South West Garo Hills deputy commissioner Ram Singh, said 124 cases of man-animal conflict were recorded in the district last year.
Singh urged the department concerned to sensitise the public on the issue.
A m#ember of the academic council, Wildlife Institute of India, Tony Marak, said there was a need to sensitise stakeholders to regulate and minimise the use of forestland for human habitation and agricultural use, especially in areas with elephant corridors.
On man-animal conflict mitigation measures, Marak said, "Human habitation and agriculture in forest areas should be regulated."
He added that unregulated human habitation and cultivation in forest areas had disturbed the ecology of Garo hills and led to the man-animal conflict.
Recalling his past experiences during his service in Meghalaya, he said, "Sightings of elephants were a daily affair. They are hardly to be seen these days. The number of elephants in Garo hills has dwindled.
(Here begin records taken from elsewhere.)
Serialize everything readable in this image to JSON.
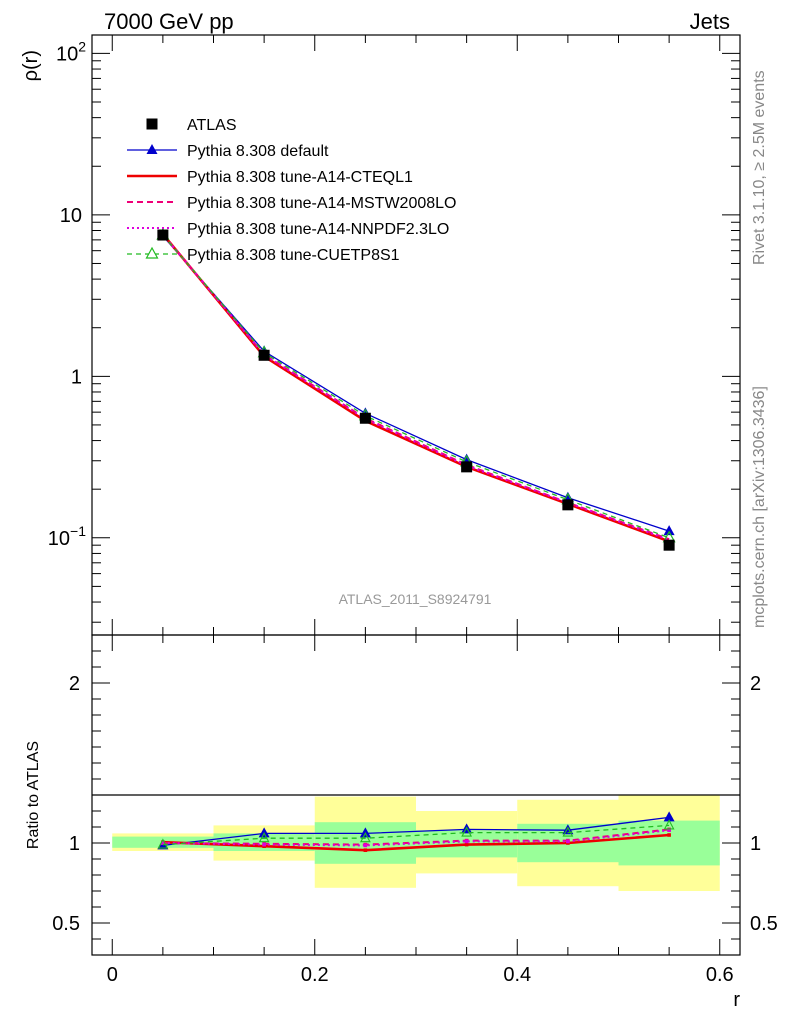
{
  "header": {
    "left": "7000 GeV pp",
    "right": "Jets"
  },
  "side_labels": {
    "rivet": "Rivet 3.1.10, ≥ 2.5M events",
    "mcplots": "mcplots.cern.ch [arXiv:1306.3436]"
  },
  "watermark": "ATLAS_2011_S8924791",
  "chart_data": [
    {
      "type": "line",
      "panel": "main",
      "ylabel": "ρ(r)",
      "yscale": "log",
      "xlim": [
        -0.02,
        0.62
      ],
      "ylim": [
        0.025,
        130
      ],
      "y_ticks": [
        {
          "value": 0.1,
          "label_base": "10",
          "label_exp": "−1"
        },
        {
          "value": 1,
          "label_base": "1",
          "label_exp": ""
        },
        {
          "value": 10,
          "label_base": "10",
          "label_exp": ""
        },
        {
          "value": 100,
          "label_base": "10",
          "label_exp": "2"
        }
      ],
      "legend_position": "top-left",
      "x": [
        0.05,
        0.15,
        0.25,
        0.35,
        0.45,
        0.55
      ],
      "series": [
        {
          "name": "ATLAS",
          "color": "#000000",
          "marker": "square",
          "values": [
            7.5,
            1.35,
            0.55,
            0.275,
            0.16,
            0.09
          ]
        },
        {
          "name": "Pythia 8.308 default",
          "color": "#0000cc",
          "marker": "triangle",
          "values": [
            7.4,
            1.43,
            0.59,
            0.305,
            0.177,
            0.11
          ]
        },
        {
          "name": "Pythia 8.308 tune-A14-CTEQL1",
          "color": "#ee0000",
          "marker": "none",
          "values": [
            7.6,
            1.33,
            0.53,
            0.275,
            0.162,
            0.095
          ]
        },
        {
          "name": "Pythia 8.308 tune-A14-MSTW2008LO",
          "color": "#ee0077",
          "marker": "none",
          "values": [
            7.55,
            1.36,
            0.55,
            0.283,
            0.165,
            0.098
          ]
        },
        {
          "name": "Pythia 8.308 tune-A14-NNPDF2.3LO",
          "color": "#dd00dd",
          "marker": "none",
          "values": [
            7.55,
            1.36,
            0.545,
            0.28,
            0.165,
            0.097
          ]
        },
        {
          "name": "Pythia 8.308 tune-CUETP8S1",
          "color": "#22bb22",
          "marker": "open-triangle",
          "values": [
            7.5,
            1.4,
            0.57,
            0.295,
            0.172,
            0.1
          ]
        }
      ]
    },
    {
      "type": "line",
      "panel": "ratio",
      "xlabel": "r",
      "ylabel": "Ratio to ATLAS",
      "xlim": [
        -0.02,
        0.62
      ],
      "ylim": [
        0.3,
        2.3
      ],
      "x_ticks": [
        0,
        0.2,
        0.4,
        0.6
      ],
      "x_tick_labels": [
        "0",
        "0.2",
        "0.4",
        "0.6"
      ],
      "y_ticks": [
        0.5,
        1,
        2
      ],
      "y_tick_labels": [
        "0.5",
        "1",
        "2"
      ],
      "bins": [
        [
          0,
          0.1
        ],
        [
          0.1,
          0.2
        ],
        [
          0.2,
          0.3
        ],
        [
          0.3,
          0.4
        ],
        [
          0.4,
          0.5
        ],
        [
          0.5,
          0.6
        ]
      ],
      "band_green": [
        [
          0.97,
          1.04
        ],
        [
          0.95,
          1.06
        ],
        [
          0.87,
          1.13
        ],
        [
          0.91,
          1.08
        ],
        [
          0.88,
          1.12
        ],
        [
          0.86,
          1.14
        ]
      ],
      "band_yellow": [
        [
          0.95,
          1.06
        ],
        [
          0.89,
          1.11
        ],
        [
          0.72,
          1.29
        ],
        [
          0.81,
          1.2
        ],
        [
          0.73,
          1.27
        ],
        [
          0.7,
          1.3
        ]
      ],
      "x": [
        0.05,
        0.15,
        0.25,
        0.35,
        0.45,
        0.55
      ],
      "series": [
        {
          "name": "Pythia 8.308 default",
          "color": "#0000cc",
          "values": [
            0.985,
            1.06,
            1.06,
            1.085,
            1.08,
            1.16
          ]
        },
        {
          "name": "Pythia 8.308 tune-A14-CTEQL1",
          "color": "#ee0000",
          "values": [
            1.005,
            0.98,
            0.955,
            0.99,
            1.0,
            1.05
          ]
        },
        {
          "name": "Pythia 8.308 tune-A14-MSTW2008LO",
          "color": "#ee0077",
          "values": [
            1.0,
            0.995,
            0.99,
            1.015,
            1.015,
            1.085
          ]
        },
        {
          "name": "Pythia 8.308 tune-A14-NNPDF2.3LO",
          "color": "#dd00dd",
          "values": [
            1.0,
            0.99,
            0.985,
            1.01,
            1.01,
            1.08
          ]
        },
        {
          "name": "Pythia 8.308 tune-CUETP8S1",
          "color": "#22bb22",
          "values": [
            0.99,
            1.03,
            1.03,
            1.065,
            1.065,
            1.11
          ]
        }
      ]
    }
  ]
}
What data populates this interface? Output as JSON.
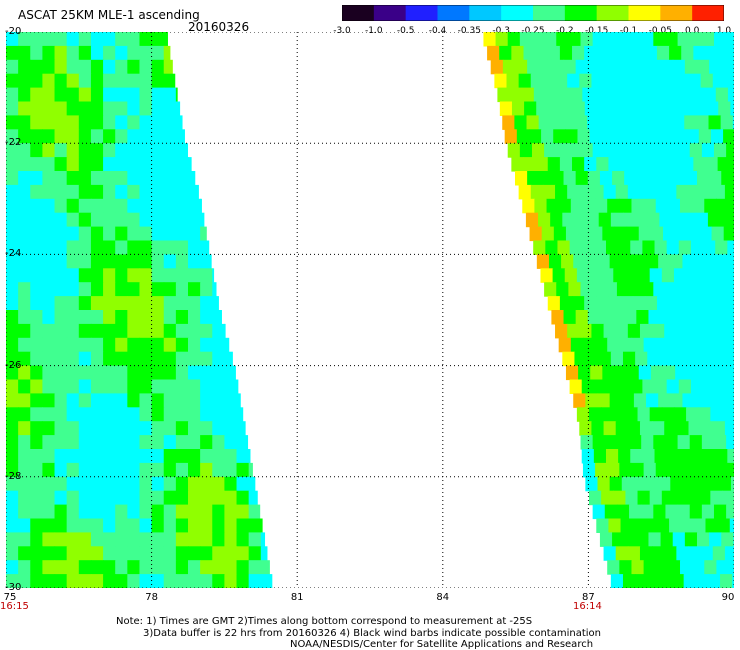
{
  "header": {
    "title": "ASCAT 25KM MLE-1 ascending",
    "date": "20160326"
  },
  "colorbar": {
    "labels": [
      "-3.0",
      "-1.0",
      "-0.5",
      "-0.4",
      "-0.35",
      "-0.3",
      "-0.25",
      "-0.2",
      "-0.15",
      "-0.1",
      "-0.05",
      "0.0",
      "1.0"
    ],
    "colors": [
      "#1a0020",
      "#3a0088",
      "#2020ff",
      "#0078ff",
      "#00c8ff",
      "#00ffff",
      "#40ff90",
      "#00ff00",
      "#90ff00",
      "#ffff00",
      "#ffb000",
      "#ff2000"
    ]
  },
  "axes": {
    "x_ticks": [
      "75",
      "78",
      "81",
      "84",
      "87",
      "90"
    ],
    "y_ticks": [
      "-20",
      "-22",
      "-24",
      "-26",
      "-28",
      "-30"
    ],
    "x_range": [
      75,
      90
    ],
    "y_range": [
      -20,
      -30
    ],
    "grid": "dotted"
  },
  "swaths": {
    "left": {
      "time": "16:15",
      "west_lon": 75,
      "east_edge": [
        [
          -20.0,
          78.3
        ],
        [
          -21.0,
          78.5
        ],
        [
          -22.0,
          78.7
        ],
        [
          -23.0,
          79.0
        ],
        [
          -24.0,
          79.2
        ],
        [
          -25.0,
          79.4
        ],
        [
          -26.0,
          79.7
        ],
        [
          -27.0,
          79.9
        ],
        [
          -28.0,
          80.1
        ],
        [
          -29.0,
          80.3
        ],
        [
          -30.0,
          80.5
        ]
      ]
    },
    "right": {
      "time": "16:14",
      "east_lon": 90,
      "west_edge": [
        [
          -20.0,
          84.8
        ],
        [
          -21.0,
          85.1
        ],
        [
          -22.0,
          85.3
        ],
        [
          -23.0,
          85.6
        ],
        [
          -24.0,
          85.9
        ],
        [
          -25.0,
          86.2
        ],
        [
          -26.0,
          86.5
        ],
        [
          -27.0,
          86.8
        ],
        [
          -28.0,
          86.9
        ],
        [
          -29.0,
          87.2
        ],
        [
          -30.0,
          87.5
        ]
      ]
    },
    "colors": {
      "cyan": "#00ffff",
      "aqua_green": "#40ff90",
      "green": "#00ff00",
      "yellow_green": "#90ff00",
      "yellow": "#ffff00",
      "orange": "#ffb000"
    }
  },
  "notes": {
    "line1": "Note: 1) Times are GMT 2)Times along bottom correspond to measurement at -25S",
    "line2": "3)Data buffer is 22 hrs from 20160326 4) Black wind barbs indicate possible contamination",
    "line3": "NOAA/NESDIS/Center for Satellite Applications and Research"
  }
}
There are reports of increasing man-animal conflict, which calls for a need to sensitise the people."
Marak called upon the stakeholders to co-operate and preserve the beautiful landscape and environment of the area, paving the way to create a conducive atmosphere for the preservation of elephants in Garo hills.
Among others who spoke at the workshop were C. Budnah, the principal chief conservator of forests and head of the forest force, Meghalaya, and Ron Chandler, the president and co-founder of the Conservation Initiative for Asian Elephants, US.
Wildlife experts and scientists of international repute presented their views during the technical session.
The workshop will also discuss and design a concrete action plan to save the elephants.
Officials and staff of the department, nokmas (village chiefs) of different villages and representatives of various bio-diversity management committees of Garo hills are also participating in this workshop.